With that in mind, if they win their match against you, it isn’t because they didn’t deserve it, or are playing something “cheap;” you just didn’t get to see the struggle that got them to that level in the first place. Continually failing against them means you didn’t take it upon yourself to realize why you are losing to these characters, or what you could’ve done to fix it.
It’s kind of that feeling creeping up again: “wouldn’t it just be nice if I could beat this guy so I wouldn’t have to play against Akuma? Wouldn’t it be nice to take my own skill out of the equation so he could just make the mistakes I need to win? Maybe if I just do nothing, that Slark won’t find farm and come to destroy us in 30 minutes.”
This is all stuff that you can’t control. What you can control is being proactive and taking the time to learn what those characters need to thrive. Either by playing as them or reading up what other people have found, that takes work.
That’s the scary thing: making that first step towards change.
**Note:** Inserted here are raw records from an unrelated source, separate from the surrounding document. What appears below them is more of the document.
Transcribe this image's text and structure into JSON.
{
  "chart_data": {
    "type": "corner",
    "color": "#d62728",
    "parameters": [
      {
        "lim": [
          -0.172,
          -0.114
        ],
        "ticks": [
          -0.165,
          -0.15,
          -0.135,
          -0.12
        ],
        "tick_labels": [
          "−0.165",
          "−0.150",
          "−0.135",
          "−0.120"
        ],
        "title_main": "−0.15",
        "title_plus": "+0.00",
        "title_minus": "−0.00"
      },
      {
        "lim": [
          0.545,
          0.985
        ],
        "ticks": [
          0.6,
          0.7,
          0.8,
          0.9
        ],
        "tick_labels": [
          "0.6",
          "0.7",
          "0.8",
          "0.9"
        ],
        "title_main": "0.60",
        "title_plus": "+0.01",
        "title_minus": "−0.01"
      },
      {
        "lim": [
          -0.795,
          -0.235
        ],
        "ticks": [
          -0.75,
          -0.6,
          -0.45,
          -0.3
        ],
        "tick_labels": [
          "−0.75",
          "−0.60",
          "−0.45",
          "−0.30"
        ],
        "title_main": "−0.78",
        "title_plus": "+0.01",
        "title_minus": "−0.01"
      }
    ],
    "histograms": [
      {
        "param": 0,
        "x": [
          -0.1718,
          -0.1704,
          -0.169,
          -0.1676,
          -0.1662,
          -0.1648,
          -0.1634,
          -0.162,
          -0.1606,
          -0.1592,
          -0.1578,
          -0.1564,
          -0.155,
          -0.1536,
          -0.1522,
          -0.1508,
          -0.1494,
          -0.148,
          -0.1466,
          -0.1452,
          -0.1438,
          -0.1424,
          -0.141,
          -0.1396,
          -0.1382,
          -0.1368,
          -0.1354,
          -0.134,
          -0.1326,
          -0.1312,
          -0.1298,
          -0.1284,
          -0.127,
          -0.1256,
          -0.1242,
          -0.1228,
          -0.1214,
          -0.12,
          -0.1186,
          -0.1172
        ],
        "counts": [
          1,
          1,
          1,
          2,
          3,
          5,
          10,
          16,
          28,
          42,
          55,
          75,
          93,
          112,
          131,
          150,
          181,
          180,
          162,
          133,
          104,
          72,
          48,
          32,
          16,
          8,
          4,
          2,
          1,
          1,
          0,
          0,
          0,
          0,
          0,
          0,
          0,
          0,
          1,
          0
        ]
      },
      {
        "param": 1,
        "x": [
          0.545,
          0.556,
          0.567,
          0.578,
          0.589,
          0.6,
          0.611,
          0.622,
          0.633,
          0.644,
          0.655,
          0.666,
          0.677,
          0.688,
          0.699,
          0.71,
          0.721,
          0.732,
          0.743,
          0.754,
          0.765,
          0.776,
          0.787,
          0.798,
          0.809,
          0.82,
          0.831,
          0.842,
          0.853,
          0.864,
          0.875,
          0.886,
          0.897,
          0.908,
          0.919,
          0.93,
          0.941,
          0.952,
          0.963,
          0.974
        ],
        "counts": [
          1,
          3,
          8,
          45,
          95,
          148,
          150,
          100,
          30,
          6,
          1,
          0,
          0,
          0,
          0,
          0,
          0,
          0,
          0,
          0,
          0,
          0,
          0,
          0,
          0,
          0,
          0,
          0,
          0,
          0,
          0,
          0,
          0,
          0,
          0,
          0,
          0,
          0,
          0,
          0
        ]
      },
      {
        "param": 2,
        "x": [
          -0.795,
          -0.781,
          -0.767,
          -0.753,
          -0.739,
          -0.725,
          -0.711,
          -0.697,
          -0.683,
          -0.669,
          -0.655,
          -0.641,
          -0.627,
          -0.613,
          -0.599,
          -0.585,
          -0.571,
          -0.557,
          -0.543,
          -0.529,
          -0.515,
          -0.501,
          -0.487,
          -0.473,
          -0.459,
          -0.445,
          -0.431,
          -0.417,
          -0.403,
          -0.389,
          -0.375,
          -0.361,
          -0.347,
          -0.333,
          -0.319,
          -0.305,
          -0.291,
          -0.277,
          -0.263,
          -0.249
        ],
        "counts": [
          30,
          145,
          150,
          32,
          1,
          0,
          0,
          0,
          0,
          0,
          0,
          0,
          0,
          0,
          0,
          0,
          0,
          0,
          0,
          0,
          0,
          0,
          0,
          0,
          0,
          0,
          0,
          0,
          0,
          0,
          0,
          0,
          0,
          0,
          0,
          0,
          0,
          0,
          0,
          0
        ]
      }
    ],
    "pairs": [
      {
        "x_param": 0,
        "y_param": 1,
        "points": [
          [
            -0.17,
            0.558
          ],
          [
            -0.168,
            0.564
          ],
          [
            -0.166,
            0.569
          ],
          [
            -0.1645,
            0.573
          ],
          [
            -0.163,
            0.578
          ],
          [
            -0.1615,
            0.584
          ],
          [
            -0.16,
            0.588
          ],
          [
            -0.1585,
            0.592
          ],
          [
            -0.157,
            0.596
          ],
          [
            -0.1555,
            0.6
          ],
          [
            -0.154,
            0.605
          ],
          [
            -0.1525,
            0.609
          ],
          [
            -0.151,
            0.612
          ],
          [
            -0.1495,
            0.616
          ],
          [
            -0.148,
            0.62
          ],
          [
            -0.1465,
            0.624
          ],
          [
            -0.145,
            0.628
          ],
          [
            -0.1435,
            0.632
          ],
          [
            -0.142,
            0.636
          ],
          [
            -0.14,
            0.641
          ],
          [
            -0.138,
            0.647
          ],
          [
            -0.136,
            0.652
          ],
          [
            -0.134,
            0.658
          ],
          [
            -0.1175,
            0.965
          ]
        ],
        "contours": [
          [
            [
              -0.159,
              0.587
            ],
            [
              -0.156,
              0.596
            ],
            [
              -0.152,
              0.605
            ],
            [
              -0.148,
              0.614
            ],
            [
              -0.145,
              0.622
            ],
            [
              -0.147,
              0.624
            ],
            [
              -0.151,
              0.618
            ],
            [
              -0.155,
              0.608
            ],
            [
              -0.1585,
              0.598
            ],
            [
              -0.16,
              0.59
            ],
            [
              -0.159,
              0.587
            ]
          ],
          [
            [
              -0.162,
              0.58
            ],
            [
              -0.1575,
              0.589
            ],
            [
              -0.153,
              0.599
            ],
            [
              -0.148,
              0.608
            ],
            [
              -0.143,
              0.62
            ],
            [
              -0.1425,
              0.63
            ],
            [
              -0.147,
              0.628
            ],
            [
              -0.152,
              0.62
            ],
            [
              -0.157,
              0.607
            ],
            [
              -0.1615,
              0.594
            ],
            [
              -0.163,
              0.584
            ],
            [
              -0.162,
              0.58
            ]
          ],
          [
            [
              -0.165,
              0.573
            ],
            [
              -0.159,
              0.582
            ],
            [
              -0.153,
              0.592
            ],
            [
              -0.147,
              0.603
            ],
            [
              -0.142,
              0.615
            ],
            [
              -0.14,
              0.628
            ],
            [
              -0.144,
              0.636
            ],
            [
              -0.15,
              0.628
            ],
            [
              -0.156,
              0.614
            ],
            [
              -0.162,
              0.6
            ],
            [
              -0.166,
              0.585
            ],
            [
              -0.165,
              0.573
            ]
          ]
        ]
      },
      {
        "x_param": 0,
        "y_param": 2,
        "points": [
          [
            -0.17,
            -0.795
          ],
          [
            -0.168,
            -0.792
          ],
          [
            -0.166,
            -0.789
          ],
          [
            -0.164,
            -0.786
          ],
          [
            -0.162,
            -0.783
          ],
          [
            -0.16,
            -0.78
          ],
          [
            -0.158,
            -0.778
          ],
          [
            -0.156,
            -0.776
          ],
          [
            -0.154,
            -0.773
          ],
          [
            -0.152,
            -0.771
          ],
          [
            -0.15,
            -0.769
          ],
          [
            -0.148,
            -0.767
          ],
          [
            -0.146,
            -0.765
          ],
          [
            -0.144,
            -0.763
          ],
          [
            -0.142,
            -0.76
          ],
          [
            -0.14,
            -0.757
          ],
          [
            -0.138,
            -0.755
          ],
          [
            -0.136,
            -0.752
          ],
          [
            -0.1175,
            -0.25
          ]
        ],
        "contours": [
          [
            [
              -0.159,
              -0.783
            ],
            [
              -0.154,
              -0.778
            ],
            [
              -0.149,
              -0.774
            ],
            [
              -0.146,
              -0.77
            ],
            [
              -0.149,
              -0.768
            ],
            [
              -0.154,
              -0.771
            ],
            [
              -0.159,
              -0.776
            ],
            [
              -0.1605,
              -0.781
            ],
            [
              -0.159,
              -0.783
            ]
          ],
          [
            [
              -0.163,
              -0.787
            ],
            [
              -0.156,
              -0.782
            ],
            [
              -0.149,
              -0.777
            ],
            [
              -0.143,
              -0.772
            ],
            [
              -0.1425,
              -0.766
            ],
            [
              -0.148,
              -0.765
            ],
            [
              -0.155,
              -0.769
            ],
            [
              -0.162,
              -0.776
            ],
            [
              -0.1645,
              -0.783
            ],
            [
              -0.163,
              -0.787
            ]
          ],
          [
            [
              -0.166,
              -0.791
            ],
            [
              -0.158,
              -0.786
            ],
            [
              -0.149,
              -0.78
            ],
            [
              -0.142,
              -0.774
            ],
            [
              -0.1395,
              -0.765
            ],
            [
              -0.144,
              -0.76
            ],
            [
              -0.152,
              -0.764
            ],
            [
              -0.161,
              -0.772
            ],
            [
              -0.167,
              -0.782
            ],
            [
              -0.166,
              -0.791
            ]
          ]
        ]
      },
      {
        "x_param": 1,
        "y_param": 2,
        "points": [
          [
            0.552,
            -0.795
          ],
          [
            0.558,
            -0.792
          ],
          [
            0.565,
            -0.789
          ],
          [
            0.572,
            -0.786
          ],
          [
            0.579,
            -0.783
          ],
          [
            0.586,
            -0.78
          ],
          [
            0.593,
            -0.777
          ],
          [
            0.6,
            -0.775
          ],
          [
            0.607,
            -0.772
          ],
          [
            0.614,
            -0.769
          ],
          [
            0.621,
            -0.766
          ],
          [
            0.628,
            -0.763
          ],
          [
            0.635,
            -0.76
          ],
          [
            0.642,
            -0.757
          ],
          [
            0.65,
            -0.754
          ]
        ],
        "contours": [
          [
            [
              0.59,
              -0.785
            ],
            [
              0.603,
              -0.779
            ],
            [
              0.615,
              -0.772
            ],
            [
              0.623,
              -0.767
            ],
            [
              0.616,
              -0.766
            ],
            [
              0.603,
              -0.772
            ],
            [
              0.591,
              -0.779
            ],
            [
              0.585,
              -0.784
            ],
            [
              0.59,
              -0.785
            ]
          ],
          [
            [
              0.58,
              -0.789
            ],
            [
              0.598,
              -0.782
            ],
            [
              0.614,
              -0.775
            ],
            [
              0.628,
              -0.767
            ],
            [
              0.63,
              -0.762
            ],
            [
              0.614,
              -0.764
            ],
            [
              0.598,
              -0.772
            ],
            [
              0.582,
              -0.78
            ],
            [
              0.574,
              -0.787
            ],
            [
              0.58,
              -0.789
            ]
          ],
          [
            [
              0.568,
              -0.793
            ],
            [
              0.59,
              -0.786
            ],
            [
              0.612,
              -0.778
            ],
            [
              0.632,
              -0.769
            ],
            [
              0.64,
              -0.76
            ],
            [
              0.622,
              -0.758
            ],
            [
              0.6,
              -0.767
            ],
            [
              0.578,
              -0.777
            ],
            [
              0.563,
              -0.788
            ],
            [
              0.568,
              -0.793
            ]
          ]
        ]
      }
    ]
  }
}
Even doing something differently than you normally would takes you completely out of your comfort zone and almost invites failure.
I feel like it’s really difficult to just force myself to do that, mostly because it’s really easy to fall back into somewhere comfortable: “okay, I know I need to aggressively ward to track Slark’s movements, but I’m getting dewarded, so what now?” or “I know I have to be patient and wait for punishes, but I feel like I’m doing nothing with my time, so let’s throw out something risky.”
That’s the kind of thing that I need to overcome, mostly by getting rid of the fear of failure and learning from it. Sure, trying something new might not work out the first, second or fifth time I do it, but maybe by the tenth I’ll see why it’s effective, and the practice will have built up. The people bodying me with these characters had to do the same thing in order to learn their limits and what they could do within them.
While grinding out technique can be tedious, the end result of being able to win instead of lose is pretty sweet. At this point, my choices are either sitting and losing or working and having a slightly better time: that doesn’t seem like a hard choice to make.